Curried Butternut Squash Soup Bowl

  • 1 large butternut squash, peeled, seeded, cut into 1-inch pieces (7 to 8 cups)
  • 2 onions, peeled, halved, quartered
  • 2 honey crisp apples, cored, diced into 1-inch pieces (don’t peel)
  • olive oil
  • kosher salt
  • ground black pepper
  • chicken broth (about 2 cups)
  • 1½ teaspoons curry powder
  • Toppings: roasted cashews, diced apple, toasted coconut, sliced green onion

Heat oven 400F.  Place butternut squash, onions and apples on a large, rimmed sheet pan. Drizzle with just enough olive oil to coat it all. Sprinkle with kosher salt (a good two pinches) and ground black pepper. Give the whole pan a shake so things spread out into an even layer. Roast for 45 minutes, turning mixture every 10 to 15 minutes. The squash will be tender and you will have some caramelized brown areas, but not a lot of that. Put all of the roasted ingredients into a blender with 1 cup of chicken broth and the curry powder. Blend adding additional broth to arrive at desired consistency. If you have a Vitamix, use the soup setting and your soup will be piping hot out of the blender. If using a standard blender gently re-heat the soup on the stove-top. You can also use an immersion blender to blend all the ingredients together in a bowl if you’d like. Serve with your favorite toppings.

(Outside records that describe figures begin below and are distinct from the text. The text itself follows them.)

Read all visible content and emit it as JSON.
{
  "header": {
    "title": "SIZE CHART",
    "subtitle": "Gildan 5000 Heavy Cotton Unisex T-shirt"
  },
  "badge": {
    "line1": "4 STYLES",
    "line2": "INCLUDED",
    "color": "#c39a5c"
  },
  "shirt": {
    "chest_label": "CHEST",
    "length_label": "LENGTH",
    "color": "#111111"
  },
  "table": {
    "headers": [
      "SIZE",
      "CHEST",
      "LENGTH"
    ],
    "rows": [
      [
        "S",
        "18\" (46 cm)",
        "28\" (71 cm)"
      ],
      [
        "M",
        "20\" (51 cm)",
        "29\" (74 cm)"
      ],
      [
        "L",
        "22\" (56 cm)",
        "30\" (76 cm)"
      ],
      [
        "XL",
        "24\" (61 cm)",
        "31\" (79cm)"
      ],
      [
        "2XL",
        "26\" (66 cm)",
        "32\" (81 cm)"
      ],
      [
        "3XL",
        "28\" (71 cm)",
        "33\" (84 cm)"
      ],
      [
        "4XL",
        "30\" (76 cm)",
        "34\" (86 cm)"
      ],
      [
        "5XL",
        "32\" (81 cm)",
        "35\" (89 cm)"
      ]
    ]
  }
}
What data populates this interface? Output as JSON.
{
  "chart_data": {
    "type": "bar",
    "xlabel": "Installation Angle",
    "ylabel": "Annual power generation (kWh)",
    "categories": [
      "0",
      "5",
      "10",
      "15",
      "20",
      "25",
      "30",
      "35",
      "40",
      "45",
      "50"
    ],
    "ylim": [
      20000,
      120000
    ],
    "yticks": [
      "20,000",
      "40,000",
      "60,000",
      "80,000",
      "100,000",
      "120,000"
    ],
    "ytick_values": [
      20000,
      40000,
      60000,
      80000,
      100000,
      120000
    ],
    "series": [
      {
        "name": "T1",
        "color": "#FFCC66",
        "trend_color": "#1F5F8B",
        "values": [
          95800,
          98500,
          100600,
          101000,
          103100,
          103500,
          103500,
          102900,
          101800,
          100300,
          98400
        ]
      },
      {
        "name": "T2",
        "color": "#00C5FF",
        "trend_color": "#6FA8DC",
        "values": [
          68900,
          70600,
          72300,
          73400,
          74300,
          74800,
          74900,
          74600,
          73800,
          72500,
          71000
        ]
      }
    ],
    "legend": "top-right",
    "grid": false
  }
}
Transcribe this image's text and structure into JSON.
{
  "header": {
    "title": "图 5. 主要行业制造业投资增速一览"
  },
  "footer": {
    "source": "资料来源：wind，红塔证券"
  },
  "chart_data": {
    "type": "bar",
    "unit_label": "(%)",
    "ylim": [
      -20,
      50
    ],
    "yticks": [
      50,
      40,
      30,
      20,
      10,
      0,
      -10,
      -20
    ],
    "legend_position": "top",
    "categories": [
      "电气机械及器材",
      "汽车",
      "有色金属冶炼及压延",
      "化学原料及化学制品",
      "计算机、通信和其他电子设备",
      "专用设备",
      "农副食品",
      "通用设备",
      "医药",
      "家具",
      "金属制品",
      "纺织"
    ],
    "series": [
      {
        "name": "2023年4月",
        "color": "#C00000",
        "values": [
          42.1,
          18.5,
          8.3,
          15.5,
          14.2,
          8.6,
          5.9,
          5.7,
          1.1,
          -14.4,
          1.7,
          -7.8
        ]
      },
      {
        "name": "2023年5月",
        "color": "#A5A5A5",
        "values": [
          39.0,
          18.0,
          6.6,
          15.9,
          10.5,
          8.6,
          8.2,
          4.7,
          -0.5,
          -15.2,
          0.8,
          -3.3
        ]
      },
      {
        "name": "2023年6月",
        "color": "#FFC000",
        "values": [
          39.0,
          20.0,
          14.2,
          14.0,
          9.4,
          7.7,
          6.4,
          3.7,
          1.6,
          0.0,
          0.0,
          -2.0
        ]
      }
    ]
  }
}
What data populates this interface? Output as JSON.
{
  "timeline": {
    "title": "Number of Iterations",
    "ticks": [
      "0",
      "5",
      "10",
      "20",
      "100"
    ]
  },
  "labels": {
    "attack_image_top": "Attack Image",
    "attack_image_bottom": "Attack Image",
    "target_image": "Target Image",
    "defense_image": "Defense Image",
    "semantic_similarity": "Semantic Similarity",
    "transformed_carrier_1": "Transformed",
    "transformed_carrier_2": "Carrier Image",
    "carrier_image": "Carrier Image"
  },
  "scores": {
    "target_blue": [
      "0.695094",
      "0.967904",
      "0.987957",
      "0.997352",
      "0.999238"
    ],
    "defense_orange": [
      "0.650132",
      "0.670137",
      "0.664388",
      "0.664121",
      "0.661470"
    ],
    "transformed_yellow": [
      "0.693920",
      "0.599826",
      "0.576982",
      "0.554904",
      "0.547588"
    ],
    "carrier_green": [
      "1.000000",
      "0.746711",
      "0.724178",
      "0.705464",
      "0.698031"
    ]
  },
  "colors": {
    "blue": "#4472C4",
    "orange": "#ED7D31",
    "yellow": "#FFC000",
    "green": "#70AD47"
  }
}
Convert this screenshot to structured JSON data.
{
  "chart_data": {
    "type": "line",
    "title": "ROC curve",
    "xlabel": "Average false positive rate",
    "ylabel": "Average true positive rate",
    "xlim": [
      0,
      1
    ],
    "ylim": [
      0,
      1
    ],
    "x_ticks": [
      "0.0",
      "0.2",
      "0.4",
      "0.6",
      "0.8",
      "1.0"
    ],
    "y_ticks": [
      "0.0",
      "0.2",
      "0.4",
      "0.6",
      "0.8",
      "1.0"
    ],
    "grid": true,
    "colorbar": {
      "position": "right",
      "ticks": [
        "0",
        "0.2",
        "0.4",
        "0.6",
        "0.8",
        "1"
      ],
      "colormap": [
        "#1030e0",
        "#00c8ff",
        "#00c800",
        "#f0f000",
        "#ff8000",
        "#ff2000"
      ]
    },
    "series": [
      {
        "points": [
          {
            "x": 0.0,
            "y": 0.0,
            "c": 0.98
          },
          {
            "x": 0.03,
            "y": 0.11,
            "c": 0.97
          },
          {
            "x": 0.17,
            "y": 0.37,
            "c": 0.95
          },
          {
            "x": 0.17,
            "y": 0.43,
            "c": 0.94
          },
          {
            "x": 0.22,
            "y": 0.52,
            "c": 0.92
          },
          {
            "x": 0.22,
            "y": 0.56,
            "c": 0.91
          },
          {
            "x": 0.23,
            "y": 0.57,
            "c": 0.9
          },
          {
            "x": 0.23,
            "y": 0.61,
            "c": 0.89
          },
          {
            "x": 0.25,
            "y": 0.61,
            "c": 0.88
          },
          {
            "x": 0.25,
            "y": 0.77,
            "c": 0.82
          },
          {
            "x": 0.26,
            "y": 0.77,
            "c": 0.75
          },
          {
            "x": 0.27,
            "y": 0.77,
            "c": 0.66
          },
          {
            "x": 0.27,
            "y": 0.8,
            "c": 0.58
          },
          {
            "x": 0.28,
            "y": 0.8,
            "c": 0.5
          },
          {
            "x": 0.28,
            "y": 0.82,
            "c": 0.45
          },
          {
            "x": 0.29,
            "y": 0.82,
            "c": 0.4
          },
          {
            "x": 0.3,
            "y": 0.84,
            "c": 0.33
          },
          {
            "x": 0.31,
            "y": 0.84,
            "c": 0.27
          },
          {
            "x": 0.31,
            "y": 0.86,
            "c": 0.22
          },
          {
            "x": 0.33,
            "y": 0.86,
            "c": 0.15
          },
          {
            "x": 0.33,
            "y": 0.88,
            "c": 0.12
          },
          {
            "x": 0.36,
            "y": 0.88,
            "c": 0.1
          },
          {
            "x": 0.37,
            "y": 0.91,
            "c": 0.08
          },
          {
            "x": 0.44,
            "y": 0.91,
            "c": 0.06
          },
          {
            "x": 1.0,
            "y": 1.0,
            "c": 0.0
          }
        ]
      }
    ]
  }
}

(photo courtesy of Lisa Keys)
(photo courtesy of Lisa Keys)

What a delicious, warming, and comforting dish to enjoy at this chilly time of year! Feel free to share your favorite winter recipes with me- I love to cook and am always on the lookout for new and delicious foods to try. Hope you all have a wonderful week, and be well!

All information about the tastes/temperatures of the specific foods comes from Bob Flaws’ terrific little book The Tao of Healthy Eating (Blue Poppy Press, 2007), specifically pgs. 72, 78, 93, 97. 

7 thoughts on “Eating Seasonally: Winter Edition (Feat. A Special Guest!)

  1. I love this post, Sarah. I made Brad read part of it because he is still consuming raw vegetables every day and then hogging our bathroom! lol Have a great day. Love you!